Autoridades del estado de Coahuila mantienen abierta una investigación derivada de una denuncia formal que apunta a una posible modalidad de extorsión vinculada al uso de plataformas digitales y redes sociales. El caso se analiza como parte de un expediente que busca determinar si existieron conductas ilícitas relacionadas con presiones económicas y el uso de información privada.
La indagatoria se centra en una mujer originaria de Nuevo León identificada en la denuncia como Melanie Pavola, quien habría pasado de generar contenido en plataformas de suscripción para adultos a ser señalada por presuntas prácticas ilícitas relacionadas con la interacción digital con usuarios.
De acuerdo con información preliminar recopilada por instancias de seguridad, parte de los hechos investigados estarían relacionados con eventos ocurridos en Gómez Palacio, Durango, donde presuntamente se habrían desarrollado algunas de las interacciones descritas en la denuncia.
Las presuntas víctimas mencionadas en el expediente son personas identificadas como Jaime Ávila y Samuel López, quienes habrían señalado haber sido objeto de presiones y exigencias económicas.

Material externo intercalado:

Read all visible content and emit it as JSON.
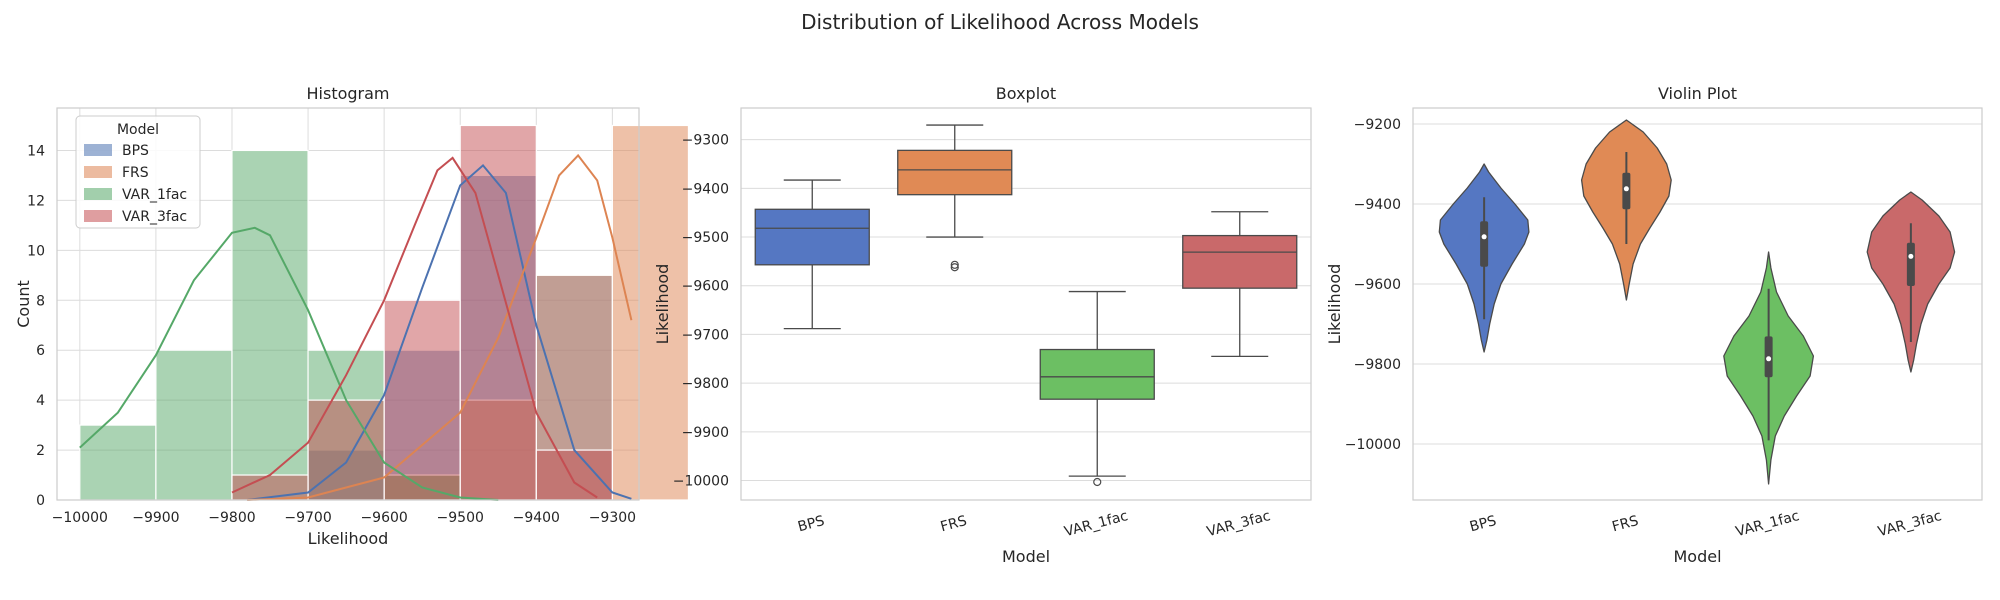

No obstante, las autoridades subrayan que estas acusaciones forman parte de una investigación en curso y aún no han sido acreditadas por una autoridad judicial.
Las líneas de investigación señalan que la persona señalada habría iniciado su actividad económica mediante plataformas como OnlyFans, donde ofrecía contenido exclusivo dirigido a un público específico. Este esquema habría permitido establecer contacto con individuos de alto perfil económico, entre ellos empresarios y profesionistas.
De forma paralela, la investigada habría consolidado una presencia significativa en Instagram, red social en la que cuenta con más de dos millones de seguidores, lo que amplió su alcance y capacidad de interacción con potenciales contactos.
Según el contenido de la denuncia, el presunto mecanismo consistía en trasladar la interacción digital a un plano personal. A partir de ese acercamiento se habrían generado vínculos de carácter afectivo o íntimo, acompañados en algunos casos por el intercambio de información o material sensible.
Posteriormente, y conforme a los testimonios recabados, cuando las personas buscaban poner fin a la relación se habrían presentado exigencias económicas a cambio de no divulgar dicho material, bajo la amenaza de afectar la vida personal, familiar o profesional de las presuntas víctimas.
La denuncia también menciona que en ciertos casos se habrían utilizado amenazas relacionadas con la posible presentación de denuncias por delitos graves, como violación o maltrato, si no se cumplían las exigencias económicas, afirmaciones que continúan bajo investigación y no han sido confirmadas oficialmente.
Asimismo, las autoridades investigan la posible participación de un intermediario vinculado a la comunicación o gestión de medios, cuya función habría sido difundir señalamientos públicos que pudieran afectar la reputación de las presuntas víctimas y aumentar la presión para obtener recursos. Hasta el momento no se ha determinado el número total de personas afectadas ni el monto involucrado, mientras la investigación sigue en curso y no se descarta la presentación de nuevas denuncias.